There are three filters in common use. They are not interchangeable.

Top-k

Top-k keeps the k highest-probability tokens and discards everything else. Simple. Predictable. And structurally broken for one reason: the value of k is fixed, but the shape of the distribution is not.

When the model is confident — one token dominates with 0.95 probability — top-k=50 floods the candidate pool with 49 near-zero noise tokens. When the model is uncertain — 200 tokens each carry ~0.005 probability — top-k=50 discards 150 plausible candidates. The filter does not adapt. Fan et al. (2018) introduced top-k as a truncation heuristic. It was never claimed to be optimal.

Top-p (Nucleus Sampling)

Top-p fixes the shape problem. Instead of a fixed count, it keeps the smallest set of tokens whose cumulative probability exceeds p. When the model is confident, the nucleus is small. When the model is uncertain, the nucleus expands.

Holtzman et al. (2020) introduced nucleus sampling specifically because top-k's fixed pool size was causing degenerate outputs — either incoherent text from noise tokens, or repetitive text from over-truncation. Top-p adapts to distribution entropy. That is its strength.

Its weakness: at high temperatures, the distribution flattens. A flattened distribution with p=0.9 still includes a large number of tokens — including low-probability ones that only cleared the threshold because the distribution is warm. Top-p is relative to cumulative mass, not to the top token's confidence.

Min-p

Min-p addresses this. Instead of a cumulative mass threshold, min-p sets a floor: any token whose probability is below (min_p × P_max) is discarded. The threshold scales with the model's confidence in its top prediction.

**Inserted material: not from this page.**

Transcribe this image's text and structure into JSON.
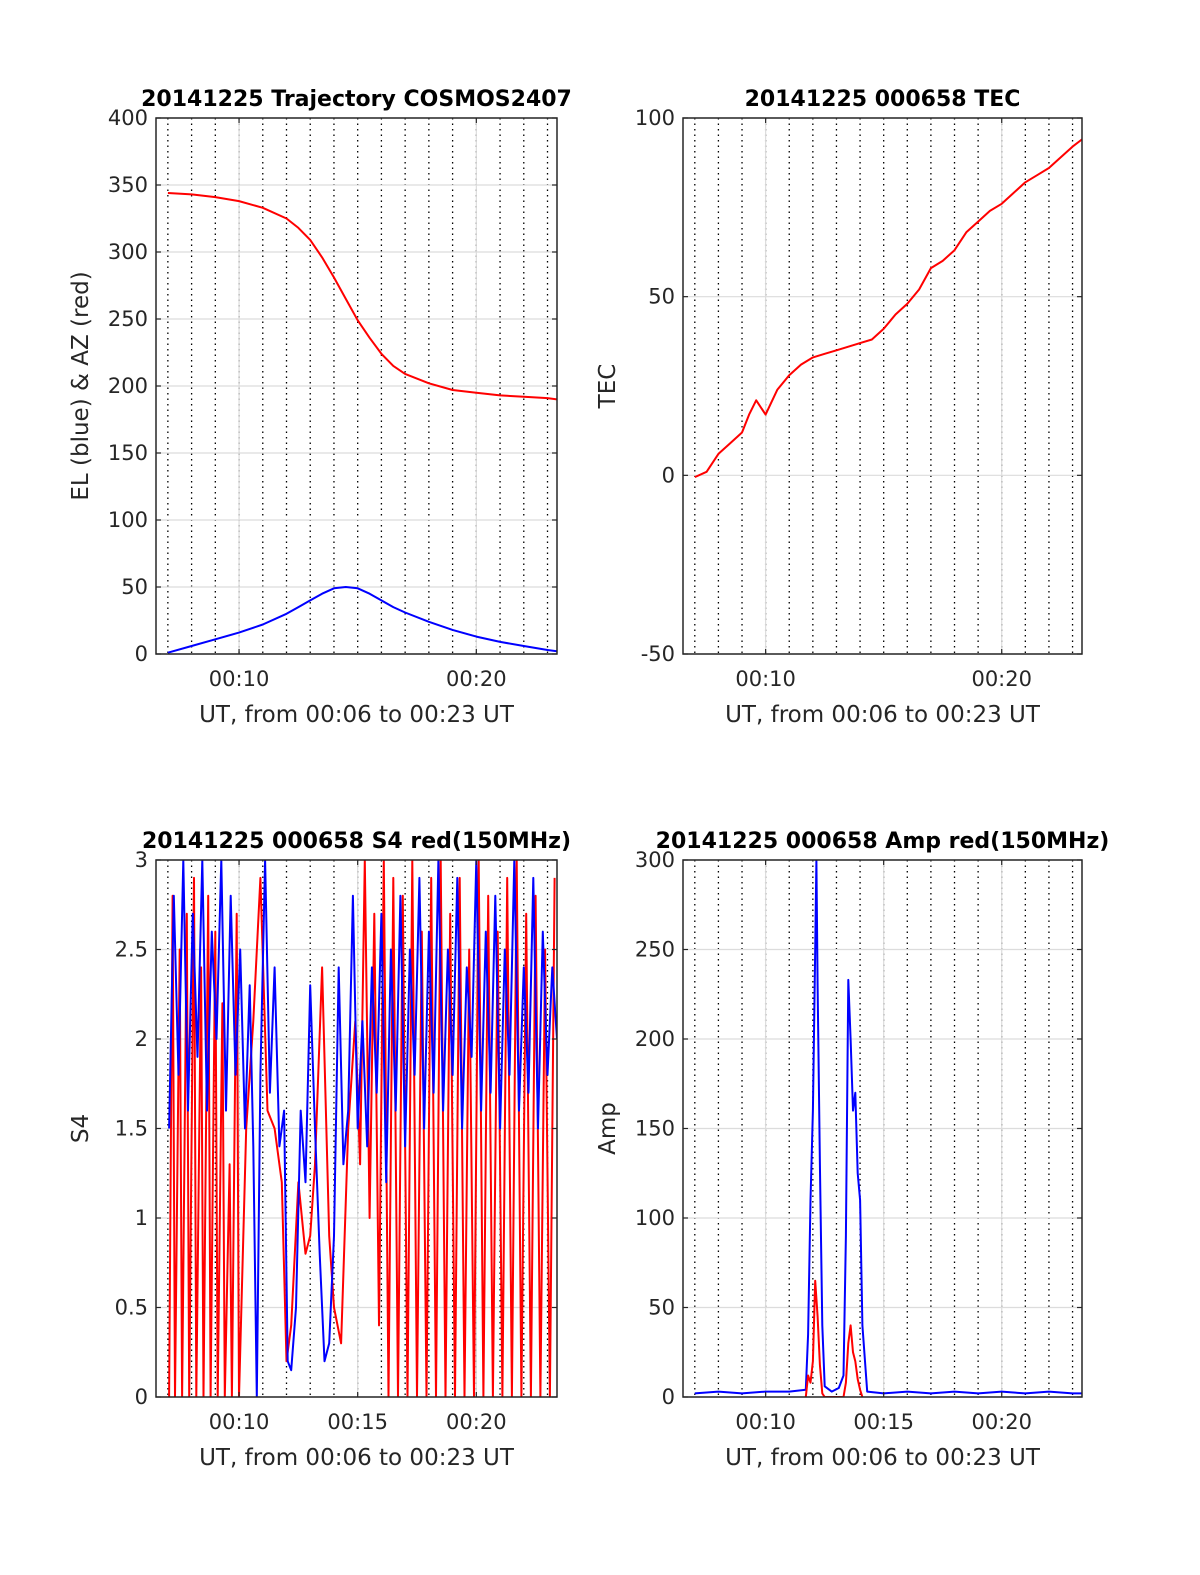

When the model is very confident (P_max is high), the floor is high and the candidate pool is tight. When the model is uncertain (P_max is low), the floor drops and the pool widens. The filter is proportional to the model's own signal.

Nguyen et al. (2024) showed that min-p outperforms top-p and top-k on both quality and diversity benchmarks, particularly at high temperatures. It is now available natively in Hugging Face Transformers and vLLM.

The Failure Modes Are Different

Each filter embeds an assumption about the distribution's shape. Applying the wrong filter to the wrong distribution is not a style choice. It produces structurally different outputs — and those outputs fail in structurally different ways.

What This Means in Practice

If you are running inference at high temperature for creative tasks, top-p is the wrong filter. The nucleus expands with the temperature, and you lose the coherence benefit you were trying to preserve. Min-p is the right tool: it keeps the threshold proportional to the model's confidence regardless of temperature.

If you are running inference at low temperature for factual tasks, the differences narrow. The distribution is already tight. Top-p, min-p, and even top-k will produce similar candidate pools.

The decision is not about creativity vs. precision. It is about what assumption the filter makes about the distribution — and whether that assumption matches your model's actual behavior at your chosen temperature.

Know what you are applying. Know why.